Mettersi a fianco, vedere, condividere, per
poter dire la verità, tenendo il più possibile presente una visione a 360 gradi
di questo conflitto: questo era un po’ il senso del
nostro viaggio, che ci è stato chiarito e confermato da più persone incontrate
là. Dire la verità come unico modo per voler bene sia agli israeliani che ai
palestinesi, come ci è stato ricordato dal patriarca latino di Gerusalemme MichelSabbah. “Grazie per essere
venuti, siete un segno concreto di pace: Israele pensa che tutti gli altri
stati gli siano nemici, i palestinesi pensano che tutti gli stati siano per
Israele. La vostra presenza testimonia che non è così”.
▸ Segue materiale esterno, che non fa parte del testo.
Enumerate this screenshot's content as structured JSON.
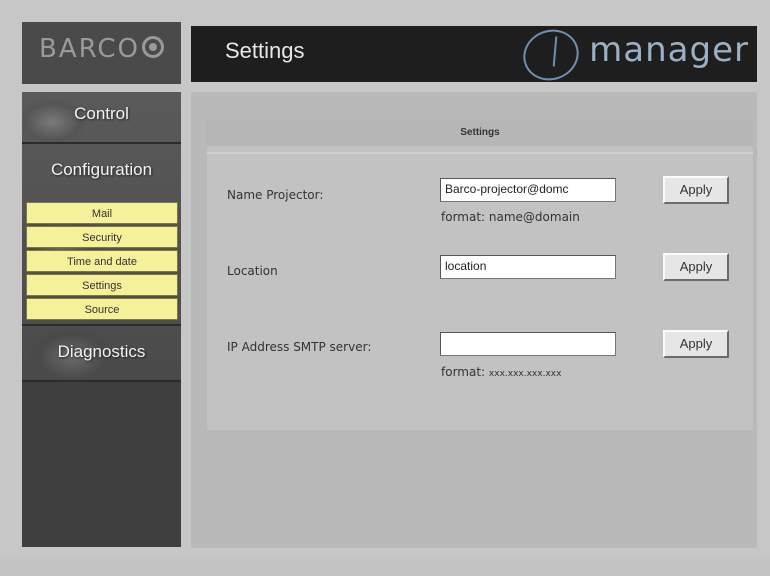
{
  "header": {
    "title": "Settings",
    "brand": "manager"
  },
  "logo": {
    "text": "BARCO"
  },
  "nav": {
    "control": "Control",
    "configuration": "Configuration",
    "submenu": [
      "Mail",
      "Security",
      "Time and date",
      "Settings",
      "Source"
    ],
    "diagnostics": "Diagnostics"
  },
  "panel": {
    "heading": "Settings"
  },
  "form": {
    "name_projector": {
      "label": "Name Projector:",
      "value": "Barco-projector@domc",
      "hint": "format: name@domain",
      "apply": "Apply"
    },
    "location": {
      "label": "Location",
      "value": "location",
      "apply": "Apply"
    },
    "smtp": {
      "label": "IP Address SMTP server:",
      "value": "",
      "hint_prefix": "format:",
      "hint_value": "xxx.xxx.xxx.xxx",
      "apply": "Apply"
    }
  },
  "colors": {
    "submenu_bg": "#f5f09a",
    "brand_blue": "#9bb0c4"
  }
}
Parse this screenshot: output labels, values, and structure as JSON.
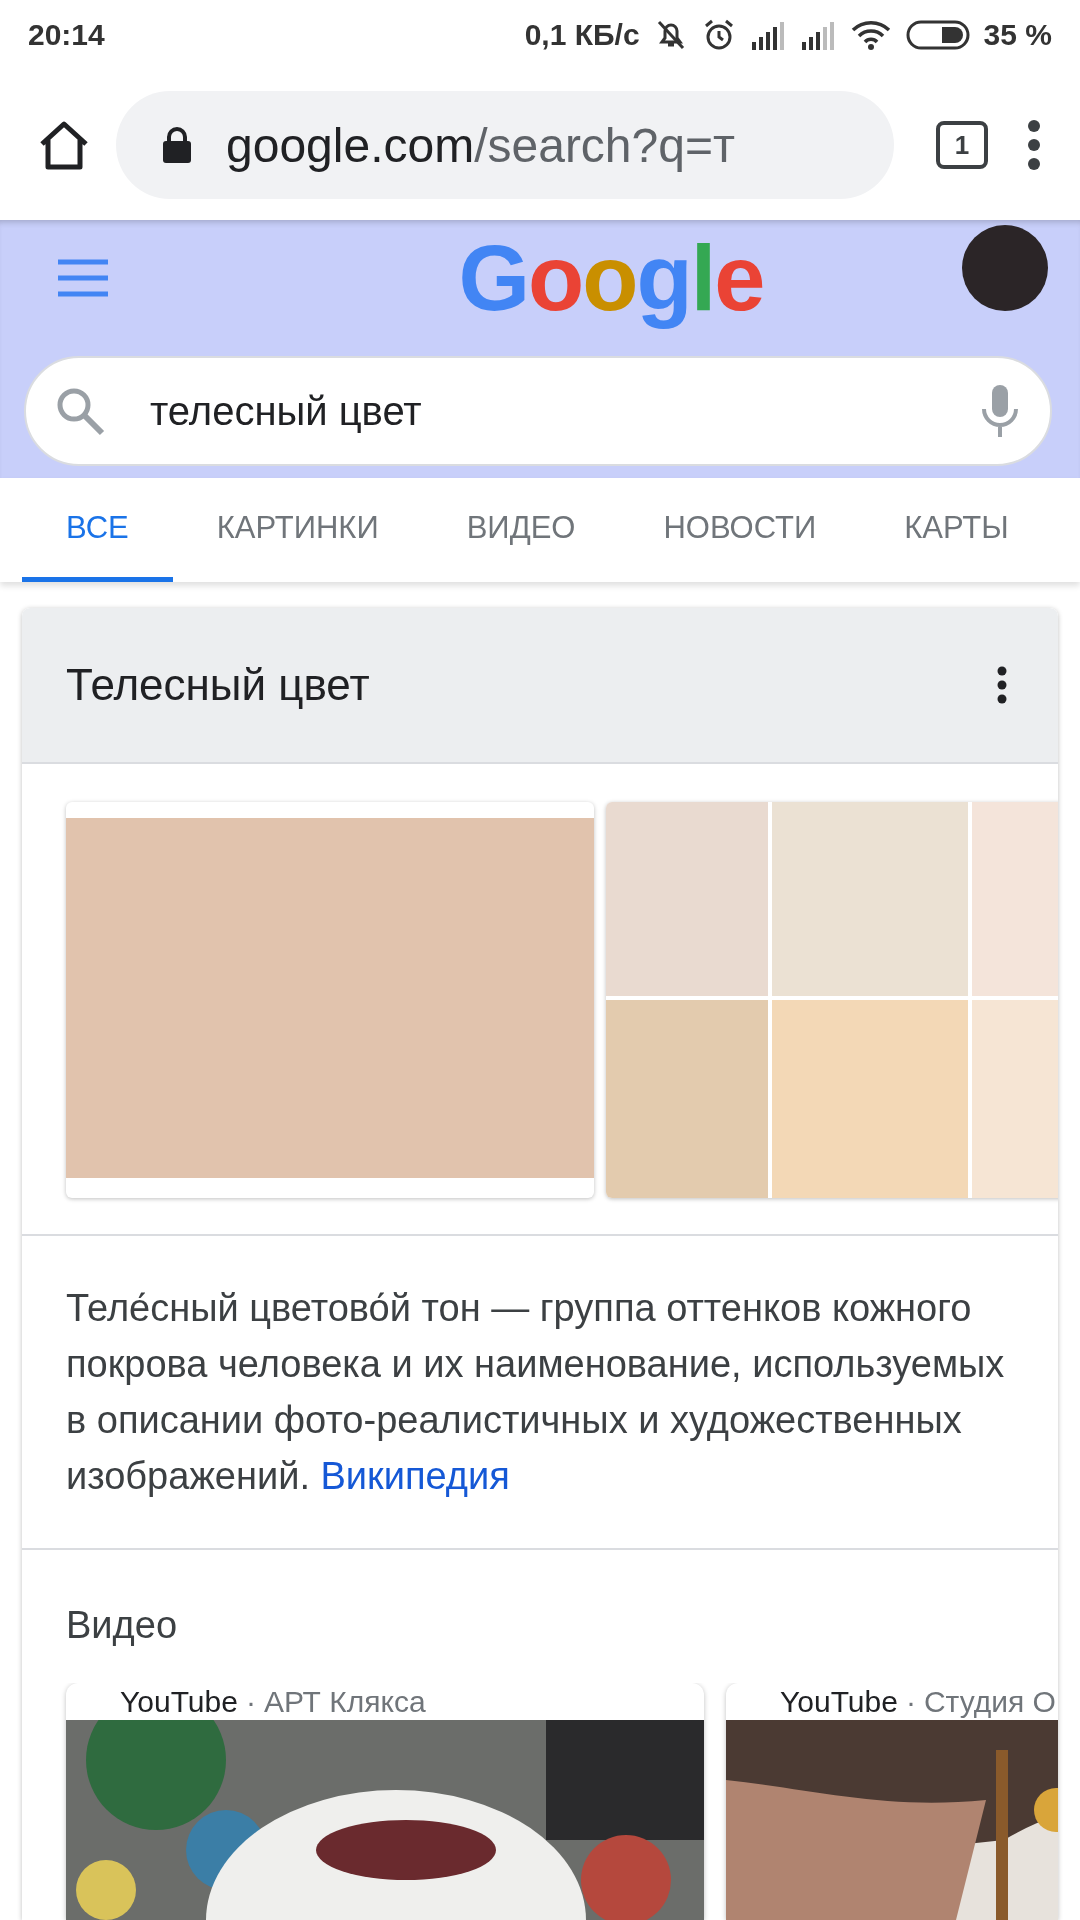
{
  "status_bar": {
    "time": "20:14",
    "speed": "0,1 КБ/с",
    "battery": "35 %"
  },
  "browser": {
    "host": "google.com",
    "path": "/search?q=т",
    "tab_count": "1"
  },
  "header": {
    "logo": "Google",
    "query": "телесный цвет"
  },
  "tabs": [
    {
      "label": "ВСЕ",
      "selected": true
    },
    {
      "label": "КАРТИНКИ",
      "selected": false
    },
    {
      "label": "ВИДЕО",
      "selected": false
    },
    {
      "label": "НОВОСТИ",
      "selected": false
    },
    {
      "label": "КАРТЫ",
      "selected": false
    }
  ],
  "card": {
    "title": "Телесный цвет",
    "swatches": [
      {
        "kind": "single",
        "color": "#e1c3ad"
      },
      {
        "kind": "grid",
        "tiles": [
          {
            "color": "#e9dad0"
          },
          {
            "color": "#ebe1d3"
          },
          {
            "color": "#f4e4da"
          },
          {
            "color": "#e3cbae"
          },
          {
            "color": "#f3d8b6"
          },
          {
            "color": "#f6e5d4"
          }
        ]
      }
    ],
    "description": "Теле́сный цветово́й тон — группа оттенков кожного покрова человека и их наименование, используемых в описании фото-реалистичных и художественных изображений.",
    "source_link": "Википедия",
    "videos_heading": "Видео",
    "videos": [
      {
        "source": "YouTube",
        "separator": "·",
        "channel": "АРТ Клякса",
        "kind": "picture"
      },
      {
        "source": "YouTube",
        "separator": "·",
        "channel": "Студия О",
        "kind": "picture"
      }
    ]
  }
}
Dire la verità significa tante cose.
Significa dire che i palestinesi che abitano a
Betlemme (città sotto l’Autorità palestinese e a solo mezz’ora da Gerusalemme)
per poter andare a lavorare a Gerusalemme, in Israele, si svegliano ogni
mattina intorno alle 3, per poter passare il checkpoint che apre solo quando fa
giorno. Li abbiamo visti correre per poter occupare i primi posti della lunga
fila, alcuni scavalcare le grate, stare in fila con lo
sguardo a terra, pieni di vergogna, spogliarsi per passare i controlli,
attenti a obbedire ai comandi urlati in ebraico (lingua che non conoscono) da
un microfono, da un soldato di neanche 18 anni. Li abbiamo visti arrivare
dall’altra parte del checkpoint
(un vero e proprio terminal) con in mano il loro
sacchetto del pane, colazione o pranzo, e passare accanto alle donne di MachsomWatch, donne israeliane
che stanno ore e ore ai checkpoint
monitorando le violazioni dei diritti. La nostra guida a Gerusalemme, un
palestinese di Betlemme, non ci ha voluto dire a che ora si era svegliato la
mattina: una vergogna non ammessa, nascosta sotto gli occhiali da sole.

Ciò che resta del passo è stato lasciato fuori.